Modernizr is a relatively small JavaScript file that checks the user's browser for HTML5 feature support. The name is a bit of a misnomer as it doesn't actually modernize the browser. It doesn't add any missing features, it just gives developers an easy way of figuring out if the browser supports a given feature, so they can write conditional code like this:

if (Modernizr.canvas) { //use canvas to create awesome drawing application } else { alert("Go get yourself a browser that supports canvas."); }

We use Modernizr in this course (see html5-common/modernizr.min.js in your class files.

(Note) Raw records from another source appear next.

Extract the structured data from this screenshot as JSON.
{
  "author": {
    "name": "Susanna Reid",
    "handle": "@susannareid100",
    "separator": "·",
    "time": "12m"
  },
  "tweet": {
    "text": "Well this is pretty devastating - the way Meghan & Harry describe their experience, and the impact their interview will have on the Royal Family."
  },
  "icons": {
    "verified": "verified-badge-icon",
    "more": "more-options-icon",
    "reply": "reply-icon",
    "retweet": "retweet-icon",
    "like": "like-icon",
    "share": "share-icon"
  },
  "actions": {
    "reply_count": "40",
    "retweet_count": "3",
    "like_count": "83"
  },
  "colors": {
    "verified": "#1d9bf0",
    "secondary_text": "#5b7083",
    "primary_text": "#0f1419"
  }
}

For the latest version, check http://www.modernizr.com/.

If you are curious what features your browser supports, check out http://www.html5test.com.

The HTML5 Spec(s)

There are two official HTML5 specifications:

  1. WHATWG
  2. W3C

The history is a bit complex - a lot of fighting and bickering. But the end result is that we have two specifications, both with the same editor: Ian Hickson. WHATWG seems to be sort of a playground, which the editor and his contributors use to innovate. We expect that the W3C specification will ultimately be considered authoritative.

The HTML5 specs are incredibly long, but most of it is describing how user agents should deal with HTML5. Don't be afraid to use it as a reference. It can be intimidating at first, but can be very useful once you get used to it.

Current State of Browser Support

Browser support is coming along surprisingly quickly considering HTML5 reached Candidate Recommendation in December 2012 won't reach full Recommendation for some time. However, the reality is that browsers that don't support HTML5 very well still make up a significant share of the market. For example, as of this writing, versions of Internet Explorer prior version 9 still occupy a significant market share. See the chart below: Browser Share August 2013

That said, we can start playing with HTML5 now and even developing full-fledged applications. We just need to be aware of browser limitations and attempt to degrade gracefully.